Orsel Kim, Taipale Heidi, Raatikainen Sami, Lampela Pasi, Tolppanen Anna-Maija, Koponen Marjaana, Tanskanen Antti, Tiihonen Jari, Gardarsdottir Helga, Hartikainen Sirpa
Department of Urology, Kuopio University Hospital.
School of Pharmacy and.
J Clin Psychopharmacol. 2018 Oct;38(5):494-497. doi: 10.1097/JCP.0000000000000928.
Antipsychotics (APs) are known to exacerbate symptoms of benign prostate hyperplasia (BPH) and may even cause urinary retention. The anticholinergic effects of APs and their dopamine D2- and α-receptor blockade may lead to voiding dysfunction of BPH patients. The objective of our study was to investigate whether the use of APs is associated with an increased risk of initiating medication for BPH in men with Alzheimer disease (AD).

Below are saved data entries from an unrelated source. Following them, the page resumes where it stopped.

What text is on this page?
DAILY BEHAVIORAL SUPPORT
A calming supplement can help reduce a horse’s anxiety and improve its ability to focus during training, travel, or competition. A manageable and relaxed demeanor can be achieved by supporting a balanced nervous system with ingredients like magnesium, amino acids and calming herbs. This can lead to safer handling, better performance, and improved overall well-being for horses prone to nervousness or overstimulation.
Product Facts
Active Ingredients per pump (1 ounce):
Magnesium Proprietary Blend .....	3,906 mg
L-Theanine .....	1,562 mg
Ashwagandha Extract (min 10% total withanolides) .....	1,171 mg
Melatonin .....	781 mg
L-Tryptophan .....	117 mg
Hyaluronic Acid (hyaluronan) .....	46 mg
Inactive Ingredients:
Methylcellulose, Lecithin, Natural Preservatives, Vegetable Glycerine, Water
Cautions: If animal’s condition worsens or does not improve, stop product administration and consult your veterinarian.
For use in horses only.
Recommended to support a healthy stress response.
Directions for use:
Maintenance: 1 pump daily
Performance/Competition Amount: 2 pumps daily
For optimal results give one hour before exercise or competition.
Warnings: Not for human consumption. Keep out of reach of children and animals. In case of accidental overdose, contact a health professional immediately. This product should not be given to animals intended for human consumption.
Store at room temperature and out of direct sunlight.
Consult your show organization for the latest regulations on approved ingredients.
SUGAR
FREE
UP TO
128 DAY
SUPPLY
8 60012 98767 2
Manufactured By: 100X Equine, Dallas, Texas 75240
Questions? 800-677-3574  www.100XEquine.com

Data from the nationwide MEDALZ (MEDication use and ALZheimer's disease) cohort, including all community-dwelling persons diagnosed with AD in Finland, were utilized. Register-based data included medication dispensing, comorbidities, and hospital discharge diagnoses. Men who initiated APs (n = 4579) were 1:1 matched with men who did not initiate APs (n = 4579), according to time since AD diagnoses and age. The risk of starting BPH medication was investigated with Cox regression.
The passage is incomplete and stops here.